To his credit, Stainton IS very creative when it comes to rewriting history and making his reign during one of Disney’s lowest creative moments seem like an accomplishment. The bio on his website includes these fancy bit of revisionism:
At Feature Animation, David transformed the division financially, creatively, and technologically. During his tenure, he cut overhead, production costs, and operating losses in half. At the same time, he revived the culture of creative excellence at the studio with a new line-up of films. Finally, his leadership drove the historic transition from hand-drawn to computer-generated animation at Feature Animation and his other divisions, bringing animation at Disney fully into the digital era.

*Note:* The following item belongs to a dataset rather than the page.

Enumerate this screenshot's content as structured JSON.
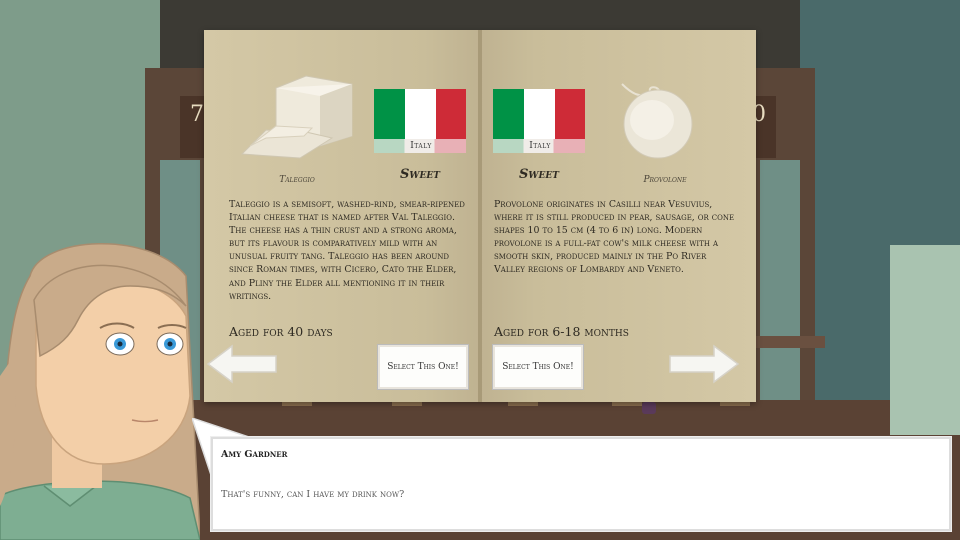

So how much of Disney’s creative inadequacy was directly Stainton’s fault and how much of it could be attributed to the dysfunctional corporate infrastructure that had been in place since the early-1990s? That’s a question that will have to be answered by those who are much more knowledgeable about the inner workings of the studio. It was a new one on me though to read in Stainton’s filmography that Hunchback of Notre Dame was based on his pitch and adaptation. That fact alone should have been an adequate warning that he didn’t have the first clue about what types of material are best suited to animation.